Facilities include motion-capture arenas similar to those used by Walt Disney Animation Studios and Industrial Light & Magic, indoor flight rooms akin to MIT and ETH Zurich setups, testbeds for autonomous ground vehicles comparable to Stanford Racing Team and Carnegie Mellon Red Team environments, and machine learning clusters paralleling compute resources at Google Cloud, Amazon Web Services, NVIDIA, and Microsoft Azure. Instrumentation features high-speed cameras used by National Institutes of Health studies, force-torque sensors like those in ABB and KUKA labs, robotic arms comparable to products from Universal Robots and Fanuc, and GPU clusters reflecting infrastructure at NVIDIA Research, Intel Nervana, and Google TPU research efforts.
Notable projects include multi-robot coordination experiments that relate to the DARPA Network Challenge and DARPA SubT Challenge, quadrotor research comparable to work at University of Maryland and ETH Zurich, dexterous manipulation studies analogous to projects at OpenAI and Shadow Robot Company, and object recognition systems evaluated at ImageNet and presented at CVPR and ICCV. Contributions span algorithms that influenced ROS-based ecosystems adopted by Willow Garage, locomotion controllers resembling those from Boston Dynamics and MIT Biomimetics, and perception pipelines that informed systems at Tesla Autopilot, Waymo, and Cruise LLC.
The lab hosts graduate courses coordinated with departments linked to Wharton School, School of Engineering and Applied Science, and programs interfacing with Coursera, edX, IEEE Education Society, and AAAI workshops. Outreach includes K–12 initiatives modeled after programs at Carnegie Mellon, summer camps similar to MITx and Stanford Pre-Collegiate Studies, public demonstrations at venues like Smithsonian Institution and The Franklin Institute, and participation in robotics competitions such as FIRST Robotics Competition, RoboCup, and the International Aerial Robotics Competition.

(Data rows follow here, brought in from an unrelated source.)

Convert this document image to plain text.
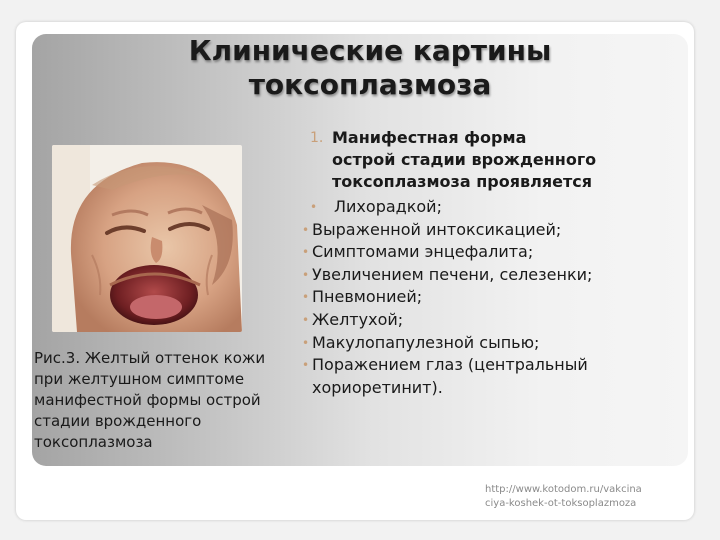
Клинические картины
токсоплазмоза
Рис.3. Желтый оттенок кожи
при желтушном симптоме
манифестной формы острой
стадии врожденного
токсоплазмоза
1. Манифестная форма
острой стадии врожденного
токсоплазмоза проявляется
• Лихорадкой;
• Выраженной интоксикацией;
• Симптомами энцефалита;
• Увеличением печени, селезенки;
• Пневмонией;
• Желтухой;
• Макулопапулезной сыпью;
• Поражением глаз (центральный
хориоретинит).
http://www.kotodom.ru/vakcina
ciya-koshek-ot-toksoplazmoza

The lab maintains collaborations with industry partners including Google, Amazon, Microsoft, Intel, NVIDIA, Toyota Research Institute, Honda Research Institute, Boeing research groups, and defense partners such as DARPA and U.S. Department of Defense. Academic partnerships include exchanges with MIT, Stanford University, Carnegie Mellon University, ETH Zurich, Imperial College London, and University of Tokyo, plus consortiums involving National Science Foundation, Air Force Research Laboratory, and European Research Council projects.

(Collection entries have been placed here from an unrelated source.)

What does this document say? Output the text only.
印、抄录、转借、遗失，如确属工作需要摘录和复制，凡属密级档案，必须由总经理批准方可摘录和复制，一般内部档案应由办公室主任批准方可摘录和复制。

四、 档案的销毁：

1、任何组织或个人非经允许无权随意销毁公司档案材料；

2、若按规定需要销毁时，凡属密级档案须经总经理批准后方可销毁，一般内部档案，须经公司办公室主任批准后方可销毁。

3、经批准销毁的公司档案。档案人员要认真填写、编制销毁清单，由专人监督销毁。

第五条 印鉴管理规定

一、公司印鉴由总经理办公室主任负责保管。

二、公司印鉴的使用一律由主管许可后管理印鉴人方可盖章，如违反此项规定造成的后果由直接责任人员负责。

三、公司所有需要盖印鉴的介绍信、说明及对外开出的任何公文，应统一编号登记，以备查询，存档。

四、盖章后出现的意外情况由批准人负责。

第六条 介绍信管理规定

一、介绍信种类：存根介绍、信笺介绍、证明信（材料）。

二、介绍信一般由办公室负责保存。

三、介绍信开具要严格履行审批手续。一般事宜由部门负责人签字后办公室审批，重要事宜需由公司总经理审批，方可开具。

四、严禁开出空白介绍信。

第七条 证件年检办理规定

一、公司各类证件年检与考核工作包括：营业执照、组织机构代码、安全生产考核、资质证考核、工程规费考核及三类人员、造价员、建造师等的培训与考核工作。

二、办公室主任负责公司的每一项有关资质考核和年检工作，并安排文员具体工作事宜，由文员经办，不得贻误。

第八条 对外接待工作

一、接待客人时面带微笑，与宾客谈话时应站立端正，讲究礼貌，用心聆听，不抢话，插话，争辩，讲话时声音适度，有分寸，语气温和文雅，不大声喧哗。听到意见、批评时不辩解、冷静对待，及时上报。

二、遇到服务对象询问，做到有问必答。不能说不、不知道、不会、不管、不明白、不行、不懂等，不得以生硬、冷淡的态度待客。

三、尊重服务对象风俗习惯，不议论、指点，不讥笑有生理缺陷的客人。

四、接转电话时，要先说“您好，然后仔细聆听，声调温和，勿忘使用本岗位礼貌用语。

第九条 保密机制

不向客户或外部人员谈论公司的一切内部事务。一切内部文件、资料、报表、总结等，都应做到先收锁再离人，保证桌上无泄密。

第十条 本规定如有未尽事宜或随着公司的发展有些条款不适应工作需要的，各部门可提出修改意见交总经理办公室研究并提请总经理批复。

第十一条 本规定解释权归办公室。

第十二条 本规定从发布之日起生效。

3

Faculty and alumni have received awards connected to IEEE, ACM, AAAI, NSF CAREER Awards, DARPA recognitions, and fellowships from MacArthur Foundation, Fulbright Program, Guggenheim Foundation, and prizes presented at NeurIPS and ICRA. The lab's publications have been honored at conferences including CVPR, ICCV, ICRA, RSS, and NeurIPS, and alumni have founded companies and taken leadership roles at organizations such as Google DeepMind, OpenAI, Boston Dynamics, Cruise LLC, Waymo, and NVIDIA.